A US federal appeals court on Saturday upheld the terms of the original 2012 settlement.
The UK oil giant has supported compensation for businesses harmed by the disaster.
But it argued that the terms of the existing deal meant that some huge sums were being paid for false claims.
In 2012, BP agreed to make payments to those who suffered economic losses as a result of the disaster aboard the Deepwater Horizon drilling rig, which triggered the worst offshore oil spill in US history.
The blast killed 11 workers and released an estimated four million barrels of oil into the gulf.

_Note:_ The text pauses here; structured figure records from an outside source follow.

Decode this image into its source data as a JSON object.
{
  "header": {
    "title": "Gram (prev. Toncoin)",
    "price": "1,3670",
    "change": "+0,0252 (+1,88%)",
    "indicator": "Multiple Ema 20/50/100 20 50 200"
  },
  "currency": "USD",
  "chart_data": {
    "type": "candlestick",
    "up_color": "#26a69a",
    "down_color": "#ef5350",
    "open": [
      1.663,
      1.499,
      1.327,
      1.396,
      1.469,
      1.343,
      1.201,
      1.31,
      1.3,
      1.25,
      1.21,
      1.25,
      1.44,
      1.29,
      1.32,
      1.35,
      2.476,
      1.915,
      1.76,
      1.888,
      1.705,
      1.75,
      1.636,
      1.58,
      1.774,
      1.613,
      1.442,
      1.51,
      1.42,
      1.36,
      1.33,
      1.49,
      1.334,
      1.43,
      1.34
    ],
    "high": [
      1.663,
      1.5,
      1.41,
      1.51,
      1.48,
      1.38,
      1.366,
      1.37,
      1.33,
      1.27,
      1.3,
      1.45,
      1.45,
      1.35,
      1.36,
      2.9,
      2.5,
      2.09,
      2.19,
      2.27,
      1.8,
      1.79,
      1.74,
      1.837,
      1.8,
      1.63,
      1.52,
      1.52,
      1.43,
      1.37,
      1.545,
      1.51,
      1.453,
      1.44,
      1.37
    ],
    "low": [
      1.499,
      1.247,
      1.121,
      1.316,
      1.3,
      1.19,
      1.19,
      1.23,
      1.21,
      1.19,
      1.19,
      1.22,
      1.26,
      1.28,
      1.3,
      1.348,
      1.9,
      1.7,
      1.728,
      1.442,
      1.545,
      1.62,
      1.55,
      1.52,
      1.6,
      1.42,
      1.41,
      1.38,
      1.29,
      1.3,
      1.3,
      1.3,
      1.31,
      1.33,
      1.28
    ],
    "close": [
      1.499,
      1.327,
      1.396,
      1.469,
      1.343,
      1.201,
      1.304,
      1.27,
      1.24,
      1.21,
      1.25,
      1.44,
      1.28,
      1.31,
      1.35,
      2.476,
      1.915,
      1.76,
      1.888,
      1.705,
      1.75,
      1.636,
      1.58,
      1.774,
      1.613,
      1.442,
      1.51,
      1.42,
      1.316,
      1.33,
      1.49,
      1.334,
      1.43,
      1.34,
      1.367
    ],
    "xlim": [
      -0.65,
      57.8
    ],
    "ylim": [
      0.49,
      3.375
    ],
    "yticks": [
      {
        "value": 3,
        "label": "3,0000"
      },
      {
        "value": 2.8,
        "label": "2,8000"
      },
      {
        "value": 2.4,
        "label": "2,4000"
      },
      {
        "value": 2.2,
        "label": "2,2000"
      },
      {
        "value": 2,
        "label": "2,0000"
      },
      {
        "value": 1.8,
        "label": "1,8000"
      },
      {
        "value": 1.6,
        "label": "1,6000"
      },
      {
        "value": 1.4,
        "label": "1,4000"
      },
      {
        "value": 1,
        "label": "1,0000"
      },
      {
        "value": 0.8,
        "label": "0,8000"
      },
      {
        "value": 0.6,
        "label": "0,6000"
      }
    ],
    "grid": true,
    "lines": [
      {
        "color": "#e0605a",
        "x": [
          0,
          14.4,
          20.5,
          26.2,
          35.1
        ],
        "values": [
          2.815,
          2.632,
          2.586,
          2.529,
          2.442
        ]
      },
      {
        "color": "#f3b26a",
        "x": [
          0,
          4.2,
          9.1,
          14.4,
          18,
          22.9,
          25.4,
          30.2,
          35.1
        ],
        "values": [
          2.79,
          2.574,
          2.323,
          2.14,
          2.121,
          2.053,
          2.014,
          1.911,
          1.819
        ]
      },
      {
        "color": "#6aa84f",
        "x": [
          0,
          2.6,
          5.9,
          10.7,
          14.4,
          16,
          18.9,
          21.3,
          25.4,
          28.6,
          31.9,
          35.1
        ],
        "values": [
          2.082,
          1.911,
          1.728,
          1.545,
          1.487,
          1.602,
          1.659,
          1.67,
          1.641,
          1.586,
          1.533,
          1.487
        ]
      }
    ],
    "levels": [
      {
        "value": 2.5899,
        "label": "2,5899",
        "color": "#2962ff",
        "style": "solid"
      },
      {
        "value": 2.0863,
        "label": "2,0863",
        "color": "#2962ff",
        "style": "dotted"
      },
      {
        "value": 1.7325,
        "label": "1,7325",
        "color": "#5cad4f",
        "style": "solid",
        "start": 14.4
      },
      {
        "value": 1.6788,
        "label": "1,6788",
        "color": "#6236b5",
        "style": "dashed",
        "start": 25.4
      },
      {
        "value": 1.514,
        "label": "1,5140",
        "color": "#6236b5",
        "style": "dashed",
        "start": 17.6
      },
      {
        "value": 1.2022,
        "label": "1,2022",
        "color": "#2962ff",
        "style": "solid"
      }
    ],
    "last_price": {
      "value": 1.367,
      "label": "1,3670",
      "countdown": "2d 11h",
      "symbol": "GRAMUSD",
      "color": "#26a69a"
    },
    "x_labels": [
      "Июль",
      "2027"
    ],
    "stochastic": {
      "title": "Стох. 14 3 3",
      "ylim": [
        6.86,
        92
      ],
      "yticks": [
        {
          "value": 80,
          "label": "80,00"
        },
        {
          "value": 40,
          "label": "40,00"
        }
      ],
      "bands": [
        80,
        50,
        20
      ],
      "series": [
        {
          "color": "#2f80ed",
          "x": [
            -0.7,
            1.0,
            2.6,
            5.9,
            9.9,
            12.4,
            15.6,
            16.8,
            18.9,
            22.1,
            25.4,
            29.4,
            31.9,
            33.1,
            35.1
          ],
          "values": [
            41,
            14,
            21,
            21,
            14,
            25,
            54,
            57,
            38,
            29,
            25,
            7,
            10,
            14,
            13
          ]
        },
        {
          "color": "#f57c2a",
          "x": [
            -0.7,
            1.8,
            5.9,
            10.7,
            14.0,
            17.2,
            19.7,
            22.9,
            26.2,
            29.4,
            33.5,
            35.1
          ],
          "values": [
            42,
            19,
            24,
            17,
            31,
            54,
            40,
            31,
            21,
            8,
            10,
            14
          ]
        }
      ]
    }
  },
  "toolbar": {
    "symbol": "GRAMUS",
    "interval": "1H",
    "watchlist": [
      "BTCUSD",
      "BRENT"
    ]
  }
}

However, BP complained that the payout formula worked out by court-appointed claims administrator Patrick Juneau was too generous and meant that people and businesses were being paid huge sums for false claims.
On Friday, the US Circuit Court of Appeals ruled the original judge, Carl Barbier, did not err by failing to determine whether the class of eligible claimants included individuals who haven't actually suffered any injury.
It means that the UK oil giant may have to pay out much more than it originally thought it would have to.
BP originally projected that the settlement would cost $7.8bn (£4.8bn) but last year increased its estimate to $9.6bn.
BP has faced about $42.4bn in criminal and civil charges since the disaster.